L’apprentissage n’a pas d’âge : hommage à celles et ceux qui osent encore apprendre
Tribune
Safa MakatiProfesseur chercheur, responsable pédagogique de la filière comptabilité finance et contrôle à l'ISGA
Oui, on peut retourner à l’université à 50, 60 ou même 70 ans. Et réussir brillamment.
Quand l’âge devient force, et non obstacle
Aujourd’hui encore, dans les amphithéâtres marocains, de plus en plus de personnes âgées reprennent le chemin des études. Et leur présence n’est pas marginale : elle est significative, inspirante, et profondément respectable.
Parmi ces adultes en reprise d’études, on distingue deux profils particulièrement forts :
- Ceux qui veulent progresser dans leur milieu professionnel : ces femmes et ces hommes, parfois en poste depuis des années, comprennent que le savoir est la clé de la mobilité, de la reconnaissance, et de la légitimité dans un monde en constante mutation. Ils reprennent donc leurs études pour s’adapter, évoluer, rester compétitifs.
- Ceux qui ont mis leurs rêves de côté pour élever une famille : ce sont souvent des femmes, des mères, qui ont sacrifié leur avenir académique pour assurer celui de leurs enfants. Une fois leur mission accomplie, elles reviennent à l’université avec force, humilité et une grande soif de savoir. Et bien souvent, elles obtiennent les meilleures notes de leur promotion.

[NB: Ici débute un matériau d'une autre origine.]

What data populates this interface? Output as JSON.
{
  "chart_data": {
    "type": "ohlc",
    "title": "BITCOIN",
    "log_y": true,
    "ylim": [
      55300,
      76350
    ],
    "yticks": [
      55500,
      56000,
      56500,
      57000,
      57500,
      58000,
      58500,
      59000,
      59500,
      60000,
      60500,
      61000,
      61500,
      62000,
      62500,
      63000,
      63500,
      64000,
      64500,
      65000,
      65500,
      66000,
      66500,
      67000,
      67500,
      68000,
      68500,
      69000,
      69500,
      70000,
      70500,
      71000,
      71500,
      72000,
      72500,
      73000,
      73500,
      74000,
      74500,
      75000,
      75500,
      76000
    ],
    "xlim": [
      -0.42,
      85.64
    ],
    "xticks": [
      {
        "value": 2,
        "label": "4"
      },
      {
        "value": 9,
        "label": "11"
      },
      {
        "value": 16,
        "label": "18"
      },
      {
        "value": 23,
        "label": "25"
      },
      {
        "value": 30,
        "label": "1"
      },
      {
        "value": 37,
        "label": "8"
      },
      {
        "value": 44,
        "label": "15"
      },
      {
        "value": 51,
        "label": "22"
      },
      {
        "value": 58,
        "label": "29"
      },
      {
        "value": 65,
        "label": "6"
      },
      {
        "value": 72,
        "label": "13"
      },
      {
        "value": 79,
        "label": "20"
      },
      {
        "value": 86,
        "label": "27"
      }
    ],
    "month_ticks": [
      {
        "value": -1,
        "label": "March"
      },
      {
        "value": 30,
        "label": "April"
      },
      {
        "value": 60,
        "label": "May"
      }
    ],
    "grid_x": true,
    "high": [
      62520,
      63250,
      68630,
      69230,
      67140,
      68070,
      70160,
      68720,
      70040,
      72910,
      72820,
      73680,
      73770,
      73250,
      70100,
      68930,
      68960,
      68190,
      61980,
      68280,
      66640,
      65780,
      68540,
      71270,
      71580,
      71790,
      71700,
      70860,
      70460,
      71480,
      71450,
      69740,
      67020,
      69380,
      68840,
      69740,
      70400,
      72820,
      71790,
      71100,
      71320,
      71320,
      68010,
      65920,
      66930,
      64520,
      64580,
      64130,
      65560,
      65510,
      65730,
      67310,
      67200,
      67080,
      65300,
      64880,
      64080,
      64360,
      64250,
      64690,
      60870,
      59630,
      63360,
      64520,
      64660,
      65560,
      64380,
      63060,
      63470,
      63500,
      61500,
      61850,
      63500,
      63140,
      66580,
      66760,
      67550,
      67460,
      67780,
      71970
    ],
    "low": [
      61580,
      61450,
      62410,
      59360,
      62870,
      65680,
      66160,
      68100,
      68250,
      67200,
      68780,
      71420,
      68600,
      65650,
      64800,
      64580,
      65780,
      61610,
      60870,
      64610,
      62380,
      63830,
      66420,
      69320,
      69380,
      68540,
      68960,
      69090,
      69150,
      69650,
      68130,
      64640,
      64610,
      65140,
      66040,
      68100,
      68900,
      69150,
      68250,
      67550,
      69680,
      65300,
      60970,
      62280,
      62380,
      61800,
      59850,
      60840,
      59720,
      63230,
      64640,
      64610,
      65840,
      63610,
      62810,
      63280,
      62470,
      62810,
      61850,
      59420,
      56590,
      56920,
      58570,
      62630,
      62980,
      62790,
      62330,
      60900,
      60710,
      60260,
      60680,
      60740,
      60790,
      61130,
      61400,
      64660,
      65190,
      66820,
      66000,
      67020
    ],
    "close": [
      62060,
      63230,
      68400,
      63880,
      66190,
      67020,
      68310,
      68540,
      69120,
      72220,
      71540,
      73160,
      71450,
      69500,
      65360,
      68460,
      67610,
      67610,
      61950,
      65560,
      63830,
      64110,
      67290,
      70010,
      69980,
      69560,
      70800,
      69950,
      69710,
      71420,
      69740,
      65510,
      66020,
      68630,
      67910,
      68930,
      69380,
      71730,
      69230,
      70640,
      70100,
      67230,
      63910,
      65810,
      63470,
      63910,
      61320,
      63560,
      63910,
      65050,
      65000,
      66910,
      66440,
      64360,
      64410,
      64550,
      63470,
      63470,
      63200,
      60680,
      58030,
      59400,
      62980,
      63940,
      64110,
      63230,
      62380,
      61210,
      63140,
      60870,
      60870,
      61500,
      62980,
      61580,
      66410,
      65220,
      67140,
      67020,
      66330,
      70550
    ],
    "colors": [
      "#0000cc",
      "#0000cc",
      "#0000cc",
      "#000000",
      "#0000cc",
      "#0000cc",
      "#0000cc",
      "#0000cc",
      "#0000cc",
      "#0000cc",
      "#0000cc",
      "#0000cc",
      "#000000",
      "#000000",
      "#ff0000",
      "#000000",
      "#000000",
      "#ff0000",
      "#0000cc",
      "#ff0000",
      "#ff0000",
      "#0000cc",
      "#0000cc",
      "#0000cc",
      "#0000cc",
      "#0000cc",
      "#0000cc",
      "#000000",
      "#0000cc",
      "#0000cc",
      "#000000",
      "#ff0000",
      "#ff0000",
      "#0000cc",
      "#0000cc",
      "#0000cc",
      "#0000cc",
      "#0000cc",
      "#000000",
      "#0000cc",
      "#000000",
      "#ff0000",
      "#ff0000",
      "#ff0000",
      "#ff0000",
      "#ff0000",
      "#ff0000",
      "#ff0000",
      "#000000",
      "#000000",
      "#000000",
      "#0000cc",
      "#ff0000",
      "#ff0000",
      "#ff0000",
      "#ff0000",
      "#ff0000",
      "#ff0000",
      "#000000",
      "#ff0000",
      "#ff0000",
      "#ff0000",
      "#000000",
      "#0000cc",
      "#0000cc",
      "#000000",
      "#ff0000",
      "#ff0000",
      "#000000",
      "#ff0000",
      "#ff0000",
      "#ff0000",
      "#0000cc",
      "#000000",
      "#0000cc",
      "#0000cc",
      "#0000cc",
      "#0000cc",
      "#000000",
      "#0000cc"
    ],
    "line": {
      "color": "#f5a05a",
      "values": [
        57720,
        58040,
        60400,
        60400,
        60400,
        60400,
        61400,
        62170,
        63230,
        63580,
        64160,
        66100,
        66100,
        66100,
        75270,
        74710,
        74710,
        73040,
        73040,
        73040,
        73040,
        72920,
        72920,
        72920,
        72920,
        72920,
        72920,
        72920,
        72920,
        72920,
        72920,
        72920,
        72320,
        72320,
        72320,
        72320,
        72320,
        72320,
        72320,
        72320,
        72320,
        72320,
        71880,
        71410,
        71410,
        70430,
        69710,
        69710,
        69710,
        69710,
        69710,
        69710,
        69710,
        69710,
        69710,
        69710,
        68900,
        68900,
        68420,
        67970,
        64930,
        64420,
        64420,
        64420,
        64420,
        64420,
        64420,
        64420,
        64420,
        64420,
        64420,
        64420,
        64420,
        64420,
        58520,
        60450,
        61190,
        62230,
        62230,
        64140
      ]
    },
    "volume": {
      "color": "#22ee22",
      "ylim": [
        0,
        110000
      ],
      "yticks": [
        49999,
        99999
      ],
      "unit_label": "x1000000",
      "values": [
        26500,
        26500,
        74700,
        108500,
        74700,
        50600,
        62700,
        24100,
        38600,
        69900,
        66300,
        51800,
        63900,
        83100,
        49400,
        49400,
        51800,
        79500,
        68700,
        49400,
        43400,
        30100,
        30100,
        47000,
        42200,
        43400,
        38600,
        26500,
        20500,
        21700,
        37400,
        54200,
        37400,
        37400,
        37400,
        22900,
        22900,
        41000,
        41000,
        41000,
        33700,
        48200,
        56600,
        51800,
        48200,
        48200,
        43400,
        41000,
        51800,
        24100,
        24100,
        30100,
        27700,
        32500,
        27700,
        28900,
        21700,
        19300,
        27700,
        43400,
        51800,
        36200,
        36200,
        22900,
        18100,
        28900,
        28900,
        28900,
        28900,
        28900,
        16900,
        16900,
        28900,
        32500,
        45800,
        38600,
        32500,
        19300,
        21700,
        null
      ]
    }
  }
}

L’université publique marocaine : un espace de renaissance
Dans cette dynamique, l’université publique marocaine mérite d’être saluée. Elle continue d’ouvrir ses portes aux apprenants de tous horizons, sans jamais poser la question de l’âge. Grâce à cette ouverture, des dizaines de parcours exceptionnels se construisent chaque année.
Ces universités sont des lieux de seconde chance. Des lieux où des rêves longtemps suspendus peuvent enfin reprendre vie.
Des exemples concrets de réussite
Cette réalité n’est pas abstraite. Elle est vécue chaque jour par des personnes ordinaires qui réalisent l’extraordinaire :
- Ma mère, à 53 ans, a obtenu son deuxième master après avoir élevé ses enfants et assuré leur réussite. Elle est aujourd’hui l’exemple vivant que l’âge n’éteint jamais la volonté de se réaliser.
- En France, Lucienne Brûlé, une grand-mère de 91 ans, a obtenu son Master 2 en philosophie à l’Université de Bourgogne. Elle a déclaré que le savoir lui permettait de “rester vivante intérieurement”.
- Au Maroc, des femmes dans la cinquantaine intègrent des masters en gestion, en sciences humaines ou en droit après une longue carrière ou après une période consacrée exclusivement à la famille. Certaines se retrouvent major de promotion, comme ce fut le cas en 2023 à l’Université Hassan II de Casablanca, où une femme de 58 ans, mère de 5 enfants, a décroché son master avec mention très bien.
Un message à ceux qui jugent
Il arrive parfois que ces parcours soient moqués, incompris, voire jugés inutilement. Certaines personnes insinuent que ces étudiants âgés cherchent à “combler un vide”, ou agissent par “frustration”. Ce type de discours, en plus d’être faux, est profondément réducteur.
Ce n’est pas un vide qu’ils comblent, c’est une lumière qu’ils rallument. Le désir d’apprendre n’est pas lié à une absence, mais à une plénitude intérieure.
Un modèle pour tous
Ces adultes en reprise d’études sont un modèle, pas une anomalie. Ils nous rappellent que la vie ne suit pas toujours un schéma linéaire, et que la dignité humaine passe aussi par la possibilité de se réinventer. Ils prouvent que le mérite, la discipline et la passion n’ont pas d’âge.
Merci à celles et ceux qui montrent la voie
Merci à ces hommes et femmes courageux. Merci à l’université marocaine pour sa vision inclusive. Et surtout, merci à ces mères, à ces pères, à ces citoyens engagés, qui reprennent leurs cahiers et leurs rêves, et qui inspirent les plus jeunes par leur ténacité.
Car oui, il n’est jamais trop tard pour apprendre. Il est seulement trop tôt pour abandonner.